Os Estados Unidos devem formalizar, nesta quinta-feira (22), sua retirada da Organização Mundial da Saúde (OMS), apesar de alertas de especialistas de que a decisão poderá impactar negativamente tanto a saúde pública americana quanto a saúde global.
A medida também pode configurar violação da legislação dos EUA, que exige notificação prévia de um ano e o pagamento de aproximadamente US$ 260 milhões em contribuições pendentes antes da saída oficial.
O presidente Donald Trump comunicou a decisão no primeiro dia de seu novo mandato, em 2025, por meio de uma ordem executiva. De acordo com a legislação americana, o país deve cumprir integralmente suas obrigações financeiras junto à agência antes de concluir o desligamento.
Nesta quinta-feira, um porta-voz do Departamento de Estado afirmou que a OMS falhou em conter, gerenciar e compartilhar informações durante crises sanitárias, o que teria causado prejuízos trilionários aos Estados Unidos. Segundo o comunicado, o presidente exerceu sua autoridade para suspender futuras transferências de recursos, apoio financeiro e cooperação institucional do governo americano com a organização.
“O povo americano já contribuiu mais do que o suficiente para esta organização. O impacto econômico dessas falhas supera amplamente qualquer obrigação financeira remanescente”, declarou o porta-voz, em mensagem enviada por e-mail.
Retorno improvável no curto prazo
Ao longo do último ano, especialistas em saúde global têm defendido a reconsideração da medida. O diretor-geral da OMS, Tedros Adhanom Ghebreyesus, voltou a se manifestar publicamente neste mês.
“Espero que os Estados Unidos reconsiderem e retornem à OMS. A saída representa uma perda tanto para os americanos quanto para o restante do mundo”, afirmou durante coletiva de imprensa.
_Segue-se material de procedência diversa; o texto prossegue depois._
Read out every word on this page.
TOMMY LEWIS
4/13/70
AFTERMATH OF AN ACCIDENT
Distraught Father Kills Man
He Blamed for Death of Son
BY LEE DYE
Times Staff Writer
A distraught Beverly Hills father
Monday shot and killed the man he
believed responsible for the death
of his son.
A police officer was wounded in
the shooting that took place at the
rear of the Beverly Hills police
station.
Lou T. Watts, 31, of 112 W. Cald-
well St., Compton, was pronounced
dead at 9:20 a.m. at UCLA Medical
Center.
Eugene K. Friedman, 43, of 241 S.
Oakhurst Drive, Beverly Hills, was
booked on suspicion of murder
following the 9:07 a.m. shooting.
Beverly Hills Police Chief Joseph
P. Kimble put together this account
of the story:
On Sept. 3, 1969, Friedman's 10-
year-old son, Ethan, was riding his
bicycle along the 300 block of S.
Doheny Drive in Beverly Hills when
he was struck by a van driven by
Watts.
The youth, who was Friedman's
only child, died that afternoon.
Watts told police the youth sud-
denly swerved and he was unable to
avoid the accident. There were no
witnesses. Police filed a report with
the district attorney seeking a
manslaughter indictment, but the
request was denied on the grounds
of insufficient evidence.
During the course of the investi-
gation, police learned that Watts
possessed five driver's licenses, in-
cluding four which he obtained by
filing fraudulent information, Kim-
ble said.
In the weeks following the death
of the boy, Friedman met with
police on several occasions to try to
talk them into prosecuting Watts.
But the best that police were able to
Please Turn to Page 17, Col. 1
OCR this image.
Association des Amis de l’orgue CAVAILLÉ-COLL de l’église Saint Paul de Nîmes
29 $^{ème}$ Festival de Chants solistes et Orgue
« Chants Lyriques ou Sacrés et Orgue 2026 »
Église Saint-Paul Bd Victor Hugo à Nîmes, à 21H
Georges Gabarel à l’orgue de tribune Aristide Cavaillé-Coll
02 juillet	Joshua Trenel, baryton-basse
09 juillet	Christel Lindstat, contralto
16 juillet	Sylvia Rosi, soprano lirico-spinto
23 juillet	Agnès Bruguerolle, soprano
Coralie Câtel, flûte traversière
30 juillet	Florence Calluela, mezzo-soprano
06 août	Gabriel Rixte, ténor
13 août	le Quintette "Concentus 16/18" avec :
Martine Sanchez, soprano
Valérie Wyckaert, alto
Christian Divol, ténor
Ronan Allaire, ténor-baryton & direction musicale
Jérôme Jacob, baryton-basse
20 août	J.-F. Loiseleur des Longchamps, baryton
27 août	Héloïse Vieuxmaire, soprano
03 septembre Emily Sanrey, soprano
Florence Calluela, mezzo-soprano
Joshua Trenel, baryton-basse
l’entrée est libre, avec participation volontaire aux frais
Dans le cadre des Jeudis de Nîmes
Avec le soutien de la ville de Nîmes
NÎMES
A OMS informou que os Estados Unidos ainda não quitaram as contribuições referentes aos anos de 2024 e 2025. O tema deverá ser debatido no Conselho Executivo da entidade em fevereiro, segundo comunicado enviado à agência Reuters.
Para o diretor fundador do Instituto O’Neill de Direito da Saúde Global da Universidade de Georgetown, Lawrence Gostin, a decisão viola claramente a legislação americana. “Ainda assim, é muito provável que Trump não sofra consequências jurídicas”, avaliou.
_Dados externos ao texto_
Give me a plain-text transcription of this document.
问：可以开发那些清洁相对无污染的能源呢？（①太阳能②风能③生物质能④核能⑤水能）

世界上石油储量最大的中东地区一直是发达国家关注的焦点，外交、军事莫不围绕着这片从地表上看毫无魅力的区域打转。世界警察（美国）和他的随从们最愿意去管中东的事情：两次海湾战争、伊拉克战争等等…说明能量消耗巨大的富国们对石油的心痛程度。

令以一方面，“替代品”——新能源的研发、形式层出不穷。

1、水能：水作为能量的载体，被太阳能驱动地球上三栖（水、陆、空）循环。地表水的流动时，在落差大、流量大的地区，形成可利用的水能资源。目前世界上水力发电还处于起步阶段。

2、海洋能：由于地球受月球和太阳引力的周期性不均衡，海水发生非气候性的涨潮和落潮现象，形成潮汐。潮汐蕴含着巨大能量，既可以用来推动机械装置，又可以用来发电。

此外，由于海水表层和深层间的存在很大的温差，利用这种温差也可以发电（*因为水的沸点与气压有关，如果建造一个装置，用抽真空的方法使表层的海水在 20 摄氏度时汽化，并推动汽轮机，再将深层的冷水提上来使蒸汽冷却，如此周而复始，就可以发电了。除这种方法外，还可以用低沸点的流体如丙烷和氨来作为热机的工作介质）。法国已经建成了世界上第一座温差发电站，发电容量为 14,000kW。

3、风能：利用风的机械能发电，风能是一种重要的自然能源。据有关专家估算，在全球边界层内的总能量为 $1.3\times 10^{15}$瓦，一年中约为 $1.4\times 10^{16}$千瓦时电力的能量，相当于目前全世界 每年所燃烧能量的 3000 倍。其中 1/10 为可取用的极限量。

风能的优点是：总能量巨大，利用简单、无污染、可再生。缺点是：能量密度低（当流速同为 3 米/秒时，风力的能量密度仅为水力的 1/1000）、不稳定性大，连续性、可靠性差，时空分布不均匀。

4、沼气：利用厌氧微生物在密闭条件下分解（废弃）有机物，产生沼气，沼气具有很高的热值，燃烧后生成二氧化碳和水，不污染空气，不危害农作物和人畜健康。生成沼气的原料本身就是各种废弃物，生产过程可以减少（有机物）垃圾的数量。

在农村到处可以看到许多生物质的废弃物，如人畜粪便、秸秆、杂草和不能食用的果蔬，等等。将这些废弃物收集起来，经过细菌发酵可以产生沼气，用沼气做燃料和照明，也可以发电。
Impactos para a OMS e para o sistema global de saúde
A retirada dos Estados Unidos já provocou uma crise orçamentária na OMS, resultando na redução de metade da equipe de gestão e no corte de diversas atividades operacionais. Tradicionalmente, Washington responde por cerca de 18% do financiamento total da organização.
A entidade informou ainda que deverá reduzir aproximadamente um quarto de seu quadro de funcionários até meados deste ano. Apesar de ter mantido cooperação e compartilhamento de informações com os EUA ao longo do último período, ainda não está claro como a colaboração ocorrerá a partir de agora.
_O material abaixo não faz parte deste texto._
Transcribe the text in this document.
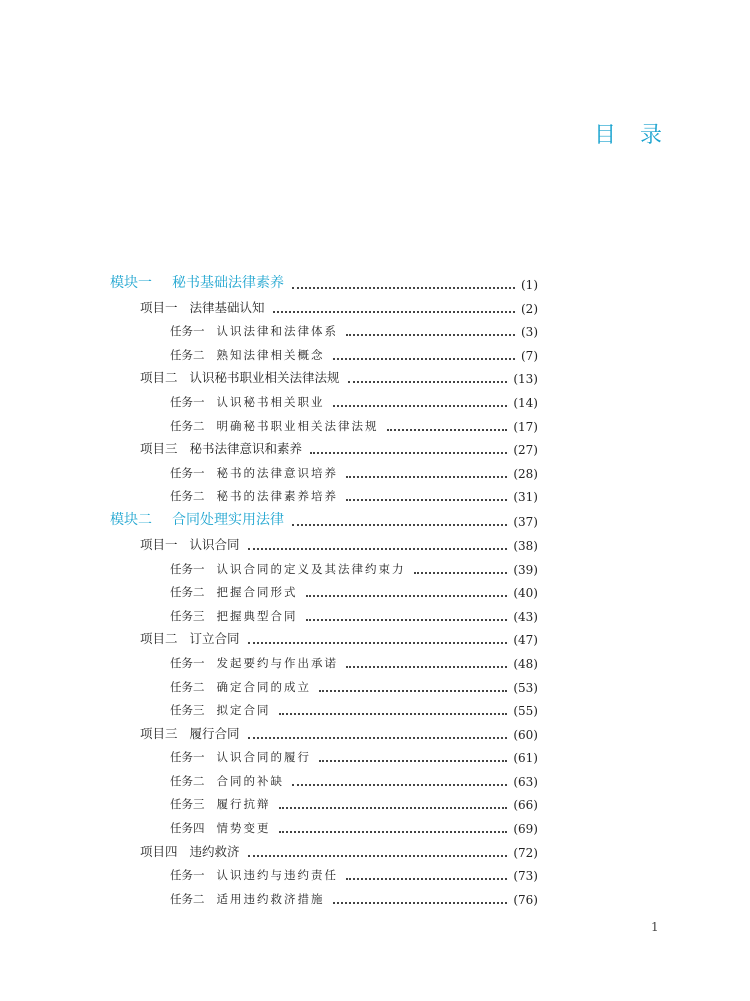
目 录
模块一 秘书基础法律素养	(1)
项目一 法律基础认知	(2)
任务一 认识法律和法律体系	(3)
任务二 熟知法律相关概念	(7)
项目二 认识秘书职业相关法律法规	(13)
任务一 认识秘书相关职业	(14)
任务二 明确秘书职业相关法律法规	(17)
项目三 秘书法律意识和素养	(27)
任务一 秘书的法律意识培养	(28)
任务二 秘书的法律素养培养	(31)
模块二 合同处理实用法律	(37)
项目一 认识合同	(38)
任务一 认识合同的定义及其法律约束力	(39)
任务二 把握合同形式	(40)
任务三 把握典型合同	(43)
项目二 订立合同	(47)
任务一 发起要约与作出承诺	(48)
任务二 确定合同的成立	(53)
任务三 拟定合同	(55)
项目三 履行合同	(60)
任务一 认识合同的履行	(61)
任务二 合同的补缺	(63)
任务三 履行抗辩	(66)
任务四 情势变更	(69)
项目四 违约救济	(72)
任务一 认识违约与违约责任	(73)
任务二 适用违约救济措施	(76)
1
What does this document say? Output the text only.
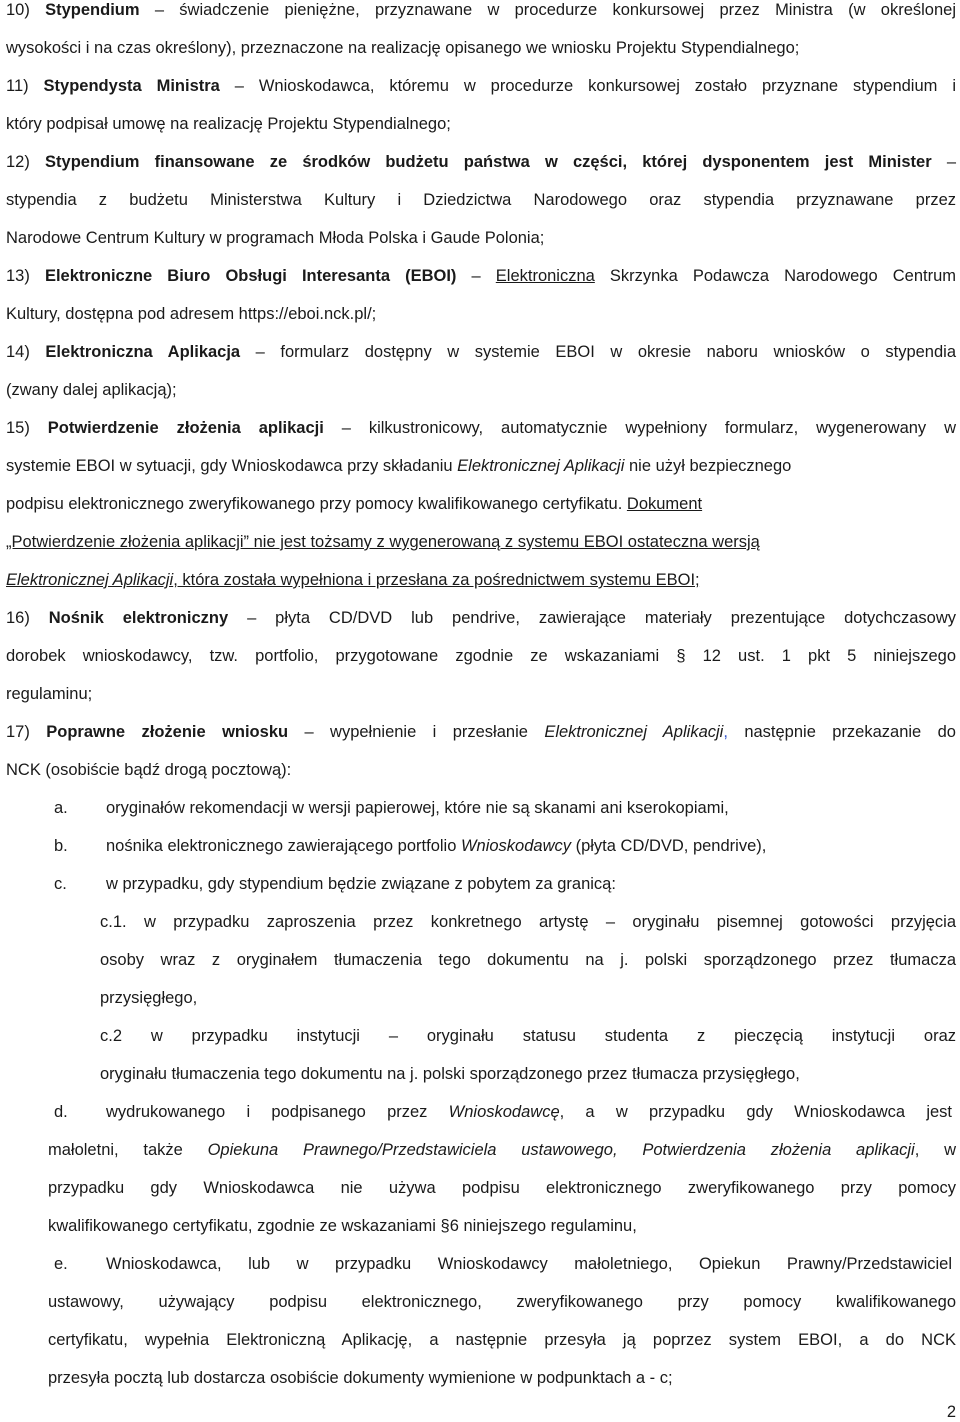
10) Stypendium – świadczenie pieniężne, przyznawane w procedurze konkursowej przez Ministra (w określonej
wysokości i na czas określony), przeznaczone na realizację opisanego we wniosku Projektu Stypendialnego;
11) Stypendysta Ministra – Wnioskodawca, któremu w procedurze konkursowej zostało przyznane stypendium i
który podpisał umowę na realizację Projektu Stypendialnego;
12) Stypendium finansowane ze środków budżetu państwa w części, której dysponentem jest Minister –
stypendia z budżetu Ministerstwa Kultury i Dziedzictwa Narodowego oraz stypendia przyznawane przez
Narodowe Centrum Kultury w programach Młoda Polska i Gaude Polonia;
13) Elektroniczne Biuro Obsługi Interesanta (EBOI) – Elektroniczna Skrzynka Podawcza Narodowego Centrum
Kultury, dostępna pod adresem https://eboi.nck.pl/;
14) Elektroniczna Aplikacja – formularz dostępny w systemie EBOI w okresie naboru wniosków o stypendia
(zwany dalej aplikacją);
15) Potwierdzenie złożenia aplikacji – kilkustronicowy, automatycznie wypełniony formularz, wygenerowany w
systemie EBOI w sytuacji, gdy Wnioskodawca przy składaniu Elektronicznej Aplikacji nie użył bezpiecznego
podpisu elektronicznego zweryfikowanego przy pomocy kwalifikowanego certyfikatu. Dokument
„Potwierdzenie złożenia aplikacji” nie jest tożsamy z wygenerowaną z systemu EBOI ostateczna wersją
Elektronicznej Aplikacji, która została wypełniona i przesłana za pośrednictwem systemu EBOI;
16) Nośnik elektroniczny – płyta CD/DVD lub pendrive, zawierające materiały prezentujące dotychczasowy
dorobek wnioskodawcy, tzw. portfolio, przygotowane zgodnie ze wskazaniami § 12 ust. 1 pkt 5 niniejszego
regulaminu;
17) Poprawne złożenie wniosku – wypełnienie i przesłanie Elektronicznej Aplikacji, następnie przekazanie do
NCK (osobiście bądź drogą pocztową):
a. oryginałów rekomendacji w wersji papierowej, które nie są skanami ani kserokopiami,
b. nośnika elektronicznego zawierającego portfolio Wnioskodawcy (płyta CD/DVD, pendrive),
c. w przypadku, gdy stypendium będzie związane z pobytem za granicą:
c.1. w przypadku zaproszenia przez konkretnego artystę – oryginału pisemnej gotowości przyjęcia
osoby wraz z oryginałem tłumaczenia tego dokumentu na j. polski sporządzonego przez tłumacza
przysięgłego,
c.2 w przypadku instytucji – oryginału statusu studenta z pieczęcią instytucji oraz
oryginału tłumaczenia tego dokumentu na j. polski sporządzonego przez tłumacza przysięgłego,
d. wydrukowanego i podpisanego przez Wnioskodawcę, a w przypadku gdy Wnioskodawca jest
małoletni, także Opiekuna Prawnego/Przedstawiciela ustawowego, Potwierdzenia złożenia aplikacji, w
przypadku gdy Wnioskodawca nie używa podpisu elektronicznego zweryfikowanego przy pomocy
kwalifikowanego certyfikatu, zgodnie ze wskazaniami §6 niniejszego regulaminu,
e. Wnioskodawca, lub w przypadku Wnioskodawcy małoletniego, Opiekun Prawny/Przedstawiciel
ustawowy, używający podpisu elektronicznego, zweryfikowanego przy pomocy kwalifikowanego
certyfikatu, wypełnia Elektroniczną Aplikację, a następnie przesyła ją poprzez system EBOI, a do NCK
przesyła pocztą lub dostarcza osobiście dokumenty wymienione w podpunktach a - c;
2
Especialistas alertam para riscos significativos decorrentes da decisão. Segundo Kelly Henning, líder do programa de saúde pública da Bloomberg Philanthropies, a saída dos EUA pode comprometer os sistemas globais de vigilância, prevenção e resposta a emergências sanitárias.
“A retirada pode enfraquecer as estruturas e parcerias das quais o mundo depende para detectar, prevenir e enfrentar ameaças à saúde pública”, afirmou.